Je mehr sich die Terrorherrschaft etablierte und je deutlicher die Repressalien gegen die verfolgten Bevölkerungsgruppen wurden, desto schwieriger wurde der Schmuggel. Der Andrang insbesondere jüdischer Menschen, die Deutschland via Aachen Richtung Westen zu verlassen suchten, wuchs stetig. Ziel waren die jüdischen Zentren Belgiens und der Niederlande, Brüssel, Antwerpen und Amsterdam. Die Grenzkontrollen wurden verschärft, um insbesondere den illegalen „Abfluss“ von Devisen und mitgenommenen Wertsachen zu verhindern. Die Rassengesetze von 1935 legten fest, dass Juden, die noch mit legalen Papieren Deutschland verlassen wollten, maximal 10 RM auf ihrem Weg mitnehmen durften. Nach dem Novemberpogrom 1938 bis zum Kriegsbeginn im Westen am 10. Mai 1940 suchten tausende Menschen aus dem ganzen Reich und Österreich den Weg über die Grenzen nach Belgien und den Niederlanden. Sie erfuhren teils uneigennützige Hilfe von ortskundigen Grenzländern, teils wurden sie von Schmugglern, die nun den Menschenschmuggel als lukratives Geschäft entdeckt hatten, über oder bis an die Grenze gebracht. Im Wald an der grünen Grenze spielten sich zahlreiche menschliche Tragödien ab. Die Flüchtenden wurden von deutschen Grenzbeamten und SS-Kontrollen aufgestöbert. Sie wurden ausgeraubt und dann mittellos entweder nach Belgien geschickt oder verhaftet zur Rückkehr ins Reich gezwungen. Willkür und aktueller politischer Druck des Auslands waren jeweils die ausschlaggebenden Motive, in welche Richtung die Flüchtlinge verbracht wurden. Wer nach Belgien geschickt wurde, war noch nicht im anderen Land angekommen. Denn auch auf belgischer Seite wurde streng kontrolliert. Die Diskussion in der Öffentlichkeit und die politische Bewertung in Belgien und den Niederlanden schwankte zwischen hoher Solidarität mit den Verfolgten, Opportunität und Zustimmung für die nationalsozialistischen Ziele. Damit war für viele Flüchtlinge der erste Kontakt mit belgischen Grenzgendarmen und mit der Bevölkerung ein Vabanquespiel. Offiziell hatte Belgien eine 15 km breite Sperrzone eingerichtet, hinter der angelangt sollte kein Flüchtlinge mehr nach Deutschland ausgewiesen werden. Je nach persönlicher Haltung der Gendarmen und der Bevölkerung unterstützten sie die Menschen, über diese Zone hinaus Richtung Brüssel zu gelangen, oder sie wiesen den Weg wieder Richtung Osten zurück an die grüne Grenze.
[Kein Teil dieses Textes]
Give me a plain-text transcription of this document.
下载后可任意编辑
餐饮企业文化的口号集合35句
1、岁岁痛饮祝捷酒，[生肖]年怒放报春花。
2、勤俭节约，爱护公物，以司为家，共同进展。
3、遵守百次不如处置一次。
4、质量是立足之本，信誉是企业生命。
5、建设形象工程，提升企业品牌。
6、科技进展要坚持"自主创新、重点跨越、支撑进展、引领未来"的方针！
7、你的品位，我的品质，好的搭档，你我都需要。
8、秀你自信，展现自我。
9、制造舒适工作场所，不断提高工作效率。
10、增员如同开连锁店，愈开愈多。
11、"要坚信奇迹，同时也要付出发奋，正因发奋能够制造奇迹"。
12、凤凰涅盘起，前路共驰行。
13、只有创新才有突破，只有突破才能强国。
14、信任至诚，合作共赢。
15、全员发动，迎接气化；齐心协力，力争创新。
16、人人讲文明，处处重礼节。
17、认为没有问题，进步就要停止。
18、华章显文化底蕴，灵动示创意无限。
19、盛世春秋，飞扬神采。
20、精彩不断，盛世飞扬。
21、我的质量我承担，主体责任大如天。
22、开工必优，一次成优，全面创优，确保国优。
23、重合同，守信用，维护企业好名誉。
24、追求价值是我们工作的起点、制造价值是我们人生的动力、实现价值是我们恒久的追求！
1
Zahlreiche zeitgenössische Berichte in der Eupener Tageszeitung „Das Grenzecho“ geben Zeugnis ab von den teils grausamen Geschehen an der Grenze. Nach 1940 verlagerte sich die Grenze nach Westen. Der Flüchtlingsstrom nimmt ab. Nun suchen vermehrt Kriegsgefangene und Deserteure den Weg durch den Grenzwald.

Auswahl einiger Artikel

7. Dezember 1938
Zwei jungen jüdischen Frauen von 21 und 22 Jahren, die aus Wien vertrieben wurden und nach Aachen gekommen waren, gelang es, sich zu Fuß durch die Grenzwachen durchzuschleichen und bis Verviers zu kommen. Sie wollten ihren Männern nachreisen, die sich seit einiger Zeit in Brüssel befinden. Eine der Frauen hat ihr kleines Kind bei sich. In Verviers wandten sie sich zunächst an das Mädchenheim, wo man ihnen den Rat erteilte, sich bei der Polizei zu melden. Dort wurden die Flüchtlinge einem Verhör unterzogen, da sie keine Pässe bei sich hatten und dann über Nacht beherbergt und beköstigt. Die Frauen hatten etwas Geld bei sich, außerdem war für sie bei einem in Verviers ansässigen Bekannten ein Scheck eingetroffen. Da sie über genügend eigene Mittel verfügten, wurden sie an den Bahnhof geleitet, wo sie den Zug nach Brüssel bestiegen, um dort von ihren Männern in Empfang genommen zu werden.

28. Dezembr 1938
Kelmis. Die hiesige Gendarmerie traf abermals vier Wiener Juden an, die von Aachen kommend heimlich versuchten, sich über die belgische Grenze zu schleichen. Den Flüchtlingen war alles, Wertgegenstände und letztes Geld durch die Deutschen abgenommen worden. Sie wurden an die deutsche Grenze zurückgeführt, von wo aus sie zweifellos von der deutschen Polizei wieder nach Belgien zurückverwiesen werden. Bei einem vor ein paar Tagen in Gemmenich angetroffenen Juden fand man einen Brief eines belgischen Feundes, in dem dieser Ratschläge erteilte, wie und auf welchen Wegen man am besten über die Grenze kommt. Vor allem rät er, das Tauwetter und den Regen abzuwarten.